I did have problems with your focusing so much of your attention on “Now” and Bill Moyers. Had I been on the show speaking from the other side, I would certainly have asked you what specific shows were you talking about. How many of Moyers’s shows had you actually seen? Was the other side not given an equal opportunity to speak? Were conservatives not represented on many shows who had full opportunity to speak their minds about their viewpoints? Were they not given total consideration and attention from Moyers? From the many programs I viewed — and I would say it was a good 90% of them — I saw Moyers often taking positions against those of the President and his administration in certain areas. Almost always though this was done with solid documentation and interviews often from many sides. Did you ever really look at this series carefully?

It was one of the most important shows on television that I ever saw. I learned an enormous amount about issues that were taking place within our government and a lot of things that needed quite serious investigation. Was Moyers “spinning” the facts he presented? From my lifetime of work in television I really don’t think so. And I did write some television speeches for both President Reagan and one for President Ford. The speeches weren’t really on political subjects, but even a Democrat can write a good speech for a Republican without facing disgrace.

I think the attack by the right on public television (which seems to have been going on forever) with changes of a sort of left wing conspiracy are not supported by looking at the programming or the overall schedule of shows.

The statement by Tomlinson made to Pat Mitchell that “Now” does not contain anything approaching the balance the law requires for public broadcasting” shows someone who doesn’t know what the law actually contains. Balance is all about what PBS’s schedule reflects, not whether a single series may be inclined politically in one direction or another. If so some of the pet conservative shows would have to be thrown off the air. Speech in America is all about freedom. And that means people expressed ideas that other people may not agree with. If PBS oversteps the line and its Liberal-Liberal everywhere and the conservative viewpoint is not being properly represented then one has every right to say let’s have more conservatives on the schedule putting forth their point-of-view. But one should never say let’s take a series like “Now” off the air to cure the problem, if it exists. You really should have watched the show — it provided some of the finest investigate journalism I’ve ever seen. And not done with spin. I just don’t see much really good investigative journalism done from the right. It may well be there and I’ve just missed it. And if conservatives believe that the actions of the current administration shouldn’t have to face critical inspection as any administration should, then you’re really trying to play the game with a stacked deck.

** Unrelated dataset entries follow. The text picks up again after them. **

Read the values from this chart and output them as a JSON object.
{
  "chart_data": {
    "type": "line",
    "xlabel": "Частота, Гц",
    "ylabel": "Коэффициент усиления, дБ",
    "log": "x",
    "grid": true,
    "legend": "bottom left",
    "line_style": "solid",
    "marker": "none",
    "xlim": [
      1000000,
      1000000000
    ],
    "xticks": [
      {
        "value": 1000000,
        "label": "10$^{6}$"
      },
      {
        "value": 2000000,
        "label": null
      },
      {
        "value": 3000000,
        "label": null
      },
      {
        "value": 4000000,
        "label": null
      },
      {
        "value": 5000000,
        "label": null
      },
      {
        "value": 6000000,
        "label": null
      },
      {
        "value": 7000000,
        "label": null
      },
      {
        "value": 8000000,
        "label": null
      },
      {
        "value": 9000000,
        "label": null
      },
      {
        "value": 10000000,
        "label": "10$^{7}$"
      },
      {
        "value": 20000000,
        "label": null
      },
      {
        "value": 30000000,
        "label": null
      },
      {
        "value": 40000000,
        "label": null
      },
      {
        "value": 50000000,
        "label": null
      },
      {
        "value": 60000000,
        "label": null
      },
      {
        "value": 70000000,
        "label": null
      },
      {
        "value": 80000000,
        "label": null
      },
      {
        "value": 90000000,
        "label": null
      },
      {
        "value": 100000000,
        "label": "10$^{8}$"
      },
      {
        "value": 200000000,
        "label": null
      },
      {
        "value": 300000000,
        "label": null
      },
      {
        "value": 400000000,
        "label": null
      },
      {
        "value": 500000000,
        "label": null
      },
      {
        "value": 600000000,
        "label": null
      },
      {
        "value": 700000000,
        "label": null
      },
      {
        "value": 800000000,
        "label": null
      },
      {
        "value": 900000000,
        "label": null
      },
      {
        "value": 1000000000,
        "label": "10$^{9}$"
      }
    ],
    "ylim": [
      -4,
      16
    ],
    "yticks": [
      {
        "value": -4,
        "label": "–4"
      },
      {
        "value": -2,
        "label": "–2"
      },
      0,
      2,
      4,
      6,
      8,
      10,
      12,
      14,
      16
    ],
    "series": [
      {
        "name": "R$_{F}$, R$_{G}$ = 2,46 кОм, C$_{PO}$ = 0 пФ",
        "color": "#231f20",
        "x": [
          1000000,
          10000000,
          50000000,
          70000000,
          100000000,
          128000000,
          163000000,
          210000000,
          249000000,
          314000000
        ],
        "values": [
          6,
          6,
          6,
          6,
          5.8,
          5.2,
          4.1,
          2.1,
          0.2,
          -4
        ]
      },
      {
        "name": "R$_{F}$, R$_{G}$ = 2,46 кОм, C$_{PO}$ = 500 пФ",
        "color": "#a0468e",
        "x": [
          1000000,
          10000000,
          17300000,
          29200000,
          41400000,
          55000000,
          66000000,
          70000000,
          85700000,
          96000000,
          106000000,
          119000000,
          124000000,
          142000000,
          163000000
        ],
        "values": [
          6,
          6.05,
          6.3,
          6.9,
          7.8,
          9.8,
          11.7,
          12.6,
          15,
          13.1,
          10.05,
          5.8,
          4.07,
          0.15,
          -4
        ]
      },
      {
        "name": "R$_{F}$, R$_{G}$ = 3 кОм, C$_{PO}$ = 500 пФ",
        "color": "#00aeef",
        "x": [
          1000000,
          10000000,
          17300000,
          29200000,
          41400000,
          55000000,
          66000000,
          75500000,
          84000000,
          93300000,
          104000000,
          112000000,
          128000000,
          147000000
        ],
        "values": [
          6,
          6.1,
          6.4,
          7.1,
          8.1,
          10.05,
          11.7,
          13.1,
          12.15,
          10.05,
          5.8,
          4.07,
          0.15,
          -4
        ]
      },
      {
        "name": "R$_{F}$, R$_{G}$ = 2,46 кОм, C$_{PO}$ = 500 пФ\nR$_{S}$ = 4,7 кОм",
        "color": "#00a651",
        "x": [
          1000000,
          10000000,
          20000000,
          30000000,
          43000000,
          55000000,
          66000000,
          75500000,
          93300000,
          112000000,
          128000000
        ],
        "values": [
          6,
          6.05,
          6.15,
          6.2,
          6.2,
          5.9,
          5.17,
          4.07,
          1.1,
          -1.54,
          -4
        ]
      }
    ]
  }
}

I don’t expect you to respond to all my jabber. But I really would like to have one question answered. Did you really see many of the “Now” programs and, if you did, what did they get so wrong? Were they just doing a hatchet job on Bush and the rest of the gang, or was there a legitimate foundation of criticism for what they reported?

All best wishes with your magazine. You have every right to represent the position you have. I just wish it could be a little more moderate.